A estampa da camiseta da caveira com máscara me vem à mente mais uma vez. Ela pode significar que morreremos mesmo nos cuidando e, sendo assim, vamos nos divertir e viver a vida sem tantas restrições. Façamos festas! Uma pessoa me disse que quando a morte chega, não temos como evitar. E ela não chega na véspera. Por isso, ela não tinha medo da Covid-19. Disse isso sem máscara. Pois bem, se esse for o caso, será que ela atravessa uma avenida sem olhar se há carros vindo em sua direção? A diferença que há entre essas duas situações é que o vírus é invisível.

O que estou supondo é que as pessoas que se descuidam, ou que se expõem ativamente em festas clandestinas, podem estar não só avaliando, mas construindo e vivendo em uma realidade distinta.
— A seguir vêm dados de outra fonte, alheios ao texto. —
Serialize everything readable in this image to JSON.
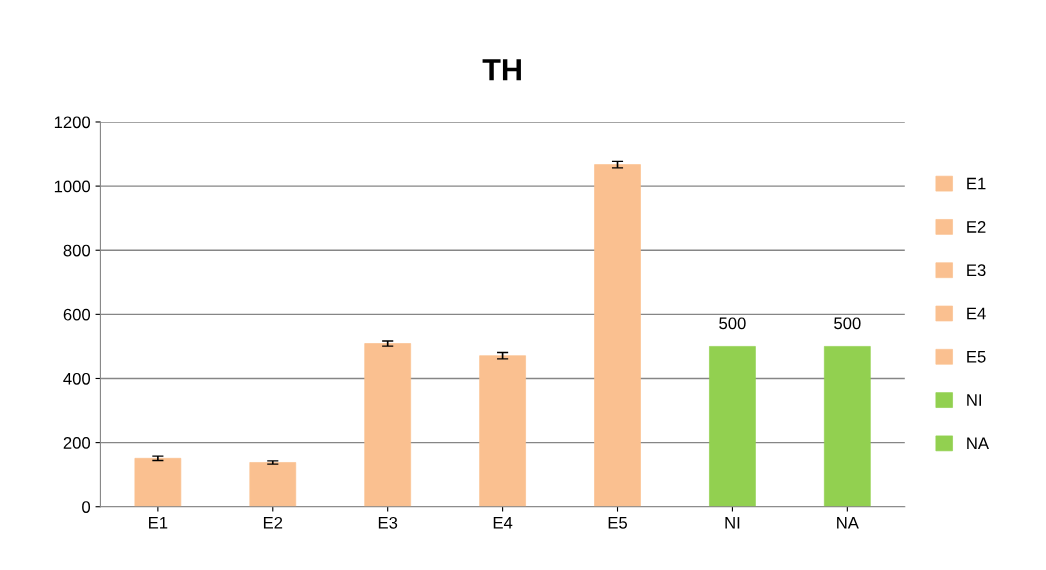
{
  "chart_data": {
    "type": "bar",
    "title": "TH",
    "categories": [
      "E1",
      "E2",
      "E3",
      "E4",
      "E5",
      "NI",
      "NA"
    ],
    "stacked": true,
    "series": [
      {
        "name": "E1",
        "color": "#fac090",
        "values": [
          151,
          null,
          null,
          null,
          null,
          null,
          null
        ],
        "errors": [
          7,
          null,
          null,
          null,
          null,
          null,
          null
        ]
      },
      {
        "name": "E2",
        "color": "#fac090",
        "values": [
          null,
          138,
          null,
          null,
          null,
          null,
          null
        ],
        "errors": [
          null,
          5,
          null,
          null,
          null,
          null,
          null
        ]
      },
      {
        "name": "E3",
        "color": "#fac090",
        "values": [
          null,
          null,
          509,
          null,
          null,
          null,
          null
        ],
        "errors": [
          null,
          null,
          8,
          null,
          null,
          null,
          null
        ]
      },
      {
        "name": "E4",
        "color": "#fac090",
        "values": [
          null,
          null,
          null,
          471,
          null,
          null,
          null
        ],
        "errors": [
          null,
          null,
          null,
          10,
          null,
          null,
          null
        ]
      },
      {
        "name": "E5",
        "color": "#fac090",
        "values": [
          null,
          null,
          null,
          null,
          1067,
          null,
          null
        ],
        "errors": [
          null,
          null,
          null,
          null,
          10,
          null,
          null
        ]
      },
      {
        "name": "NI",
        "color": "#92d050",
        "values": [
          null,
          null,
          null,
          null,
          null,
          500,
          null
        ],
        "value_labels": [
          null,
          null,
          null,
          null,
          null,
          "500",
          null
        ]
      },
      {
        "name": "NA",
        "color": "#92d050",
        "values": [
          null,
          null,
          null,
          null,
          null,
          null,
          500
        ],
        "value_labels": [
          null,
          null,
          null,
          null,
          null,
          null,
          "500"
        ]
      }
    ],
    "ylim": [
      0,
      1200
    ],
    "yticks": [
      0,
      200,
      400,
      600,
      800,
      1000,
      1200
    ],
    "grid": "y",
    "legend": "right"
  }
}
O que apresento é uma interpretação, mas os números de mortos são fatos e a falta de leitos em UTIs, idem. E estou levando esses fatos em consideração. Vivemos em um momento histórico em que temos que discriminar dados, interpretações e opiniões de fatos, sob o risco de reproduzir de forma automática versões distorcidas da realidade, aquelas que desconsideram, desmentem ou camuflam os fatos. E isso pode ser mortal.